Carax assembled a fascinating cast for his first feature film in over a decade. Gnarly faced Lavant, who has appeared in all of the director’s previous films as well as gracing weird works by Veit Helmer, Harmony Korine and Veiko Õunpuu, was the obvious choice for the lead in the most ambitiously odd art film of the French calendar. The casting of Scob and Piccoli, who between them have worked with all of the great European Surrealist filmmakers of the past, from Franjou to Ferreri to Buñuel, is an equally obvious nod to Carax’ influences, one that positions Motors as the latest link in a long cinematic chain. Australian popstress Kylie Minogue immediately scores unexpected cool points by appearing in this project, while glamour girl Eva Mendes follows up her role in Herzog‘s Bad Lieutenant with this even weirder part. We definitely approve of the way her career is headed (even though her recent choices probably make her agent tear his hair out).
WHAT THE CRITICS SAY:
(This movie was nominated for review by “Dwarf Oscar,” who said it was “weird, weird, weird. You already guessed, I know that, but right now I’m making it official. For once, I’m pretty confident it’s going to make its way to the List…” . Suggest a weird movie of your own here.)

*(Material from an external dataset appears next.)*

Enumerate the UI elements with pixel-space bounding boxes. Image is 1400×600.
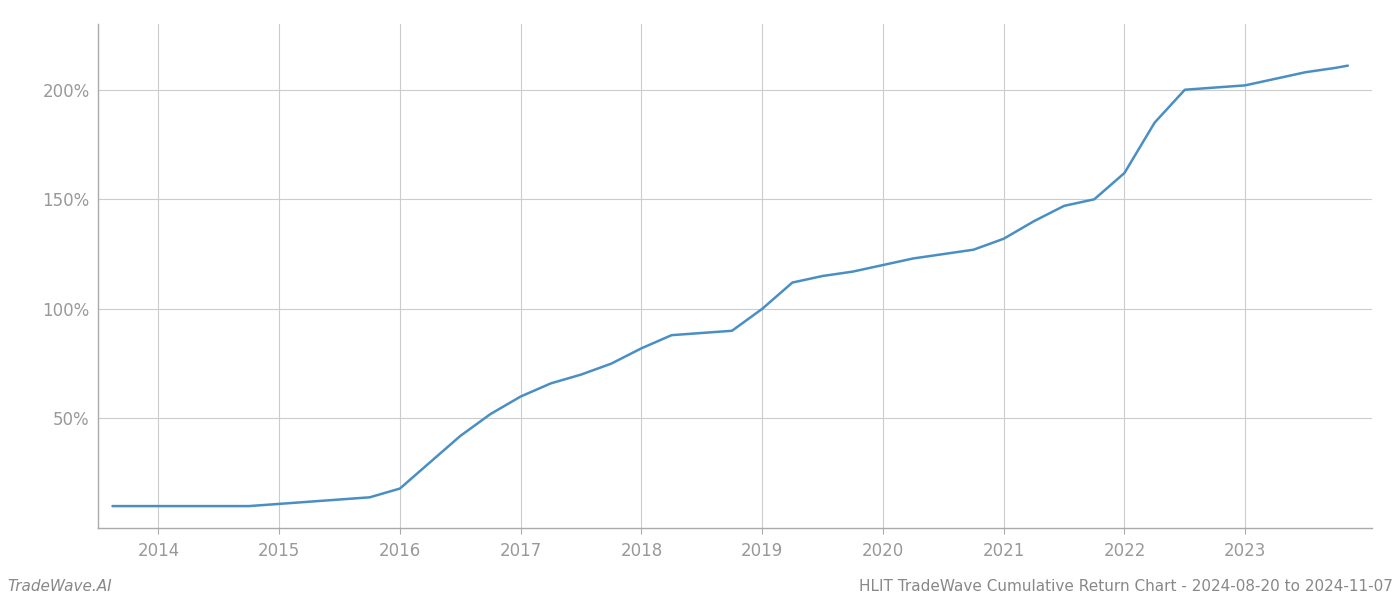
Text: TradeWave.AI: TradeWave.AI (7, 579, 112, 594)
Text: HLIT TradeWave Cumulative Return Chart - 2024-08-20 to 2024-11-07: HLIT TradeWave Cumulative Return Chart -… (860, 579, 1393, 594)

Here was my introduction to “Holy Motors.” I saw a banner ad for the movie on Rotten Tomatoes which featured the girl in the spandex outfit. That got me interested enough to look it up further. If you’ve seen the movie, that interest pays off in spades.
My second interest, after watching the trailer, was the inclusion of the actor Denis Lavant, who I recognized from one of the best music videos of the late ’90s, UNKLE’s “Rabbit in Your Headlights.” If you’ve seen the movie, that interest pays off in spades. The man acts his ass off in multiple complete transformations.

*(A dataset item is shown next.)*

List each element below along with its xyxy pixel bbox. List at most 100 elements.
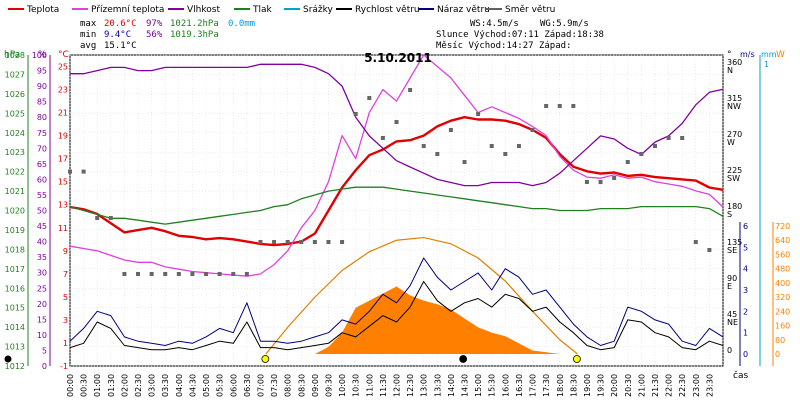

Sadly, the act of watching the actual movie did not pay off in actual spades, at least for me. (And what are these spades we’re talking about?) It’s a weird movie, which is good, but it only seems weird for no good reason.

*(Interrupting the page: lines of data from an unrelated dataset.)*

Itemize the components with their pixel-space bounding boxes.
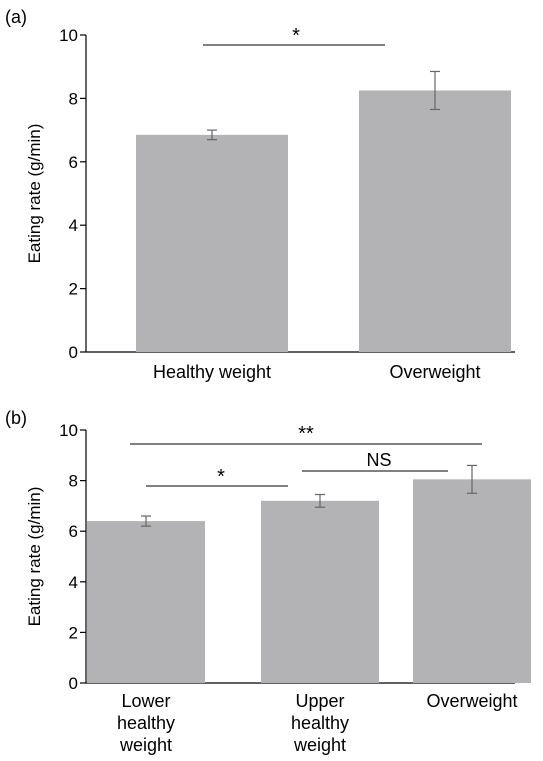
significance-label: ** (298, 423, 314, 445)
panel-label: (a) (5, 7, 27, 27)
chart-panel-b: (b) 0 2 4 6 8 10 Eating rate (g/min) Lower health… (5, 408, 531, 755)
x-category-label: Overweight (426, 691, 517, 711)
y-tick-label: 8 (69, 472, 78, 491)
chart-panel-a: (a) 0 2 4 6 8 10 Eating rate (g/min) Healthy wei… (5, 7, 515, 382)
significance-label: NS (366, 450, 391, 470)
bar (359, 90, 511, 352)
error-bar (315, 493, 325, 508)
y-tick-label: 6 (69, 153, 78, 172)
y-tick-label: 4 (69, 573, 78, 592)
y-axis-title: Eating rate (g/min) (25, 124, 44, 264)
significance-bracket: NS (302, 450, 448, 472)
significance-bracket: * (203, 25, 385, 47)
error-bar (207, 129, 217, 141)
x-category-label: Lower healthy weight (117, 691, 175, 755)
bar (136, 134, 288, 352)
y-tick-label: 6 (69, 522, 78, 541)
significance-label: * (292, 25, 300, 47)
x-category-label: Overweight (389, 362, 480, 382)
y-tick-label: 10 (59, 421, 78, 440)
y-tick-label: 8 (69, 89, 78, 108)
significance-bracket: ** (130, 423, 482, 445)
error-bar (430, 70, 440, 111)
error-bar (141, 515, 151, 527)
x-category-label: Healthy weight (153, 362, 271, 382)
error-bar (467, 464, 477, 494)
significance-label: * (217, 466, 225, 488)
y-tick-label: 4 (69, 216, 78, 235)
bar (413, 479, 531, 683)
y-tick-label: 0 (69, 343, 78, 362)
significance-bracket: * (146, 466, 288, 488)
y-axis-title: Eating rate (g/min) (25, 487, 44, 627)
bar (261, 500, 379, 683)
y-tick-label: 10 (59, 26, 78, 45)
x-category-label: Upper healthy weight (291, 691, 349, 755)
y-tick-label: 2 (69, 280, 78, 299)
bar (87, 521, 205, 683)
y-tick-label: 2 (69, 623, 78, 642)
y-tick-label: 0 (69, 674, 78, 693)
panel-label: (b) (5, 408, 27, 428)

Okay, it’s weird. But the heart of the movie seems to be an actor going from scene to scene and acting. There’s a part of the movie where it’s intimated that he is acting without cameras, because the cameras are now so small that nobody can see them. But acting a role nonetheless. That makes the weirdness fall away, and now the only thing the audience is left with is a series of performances. They were good, re: Denis Lavant, but who cares?
And that’s when the movie failed me. I never sensed that there was a coherent whole at work. Sure, some scenes were great, but that’s all they were. Scenes. The end with the talking cars was salt on the wound to me. Really? That was it?
I don’t know, there’s stuff to like. As I said, Denis Lavant is great, and if you’re prurient, the latex contortionist is something to see. But there’s no there there.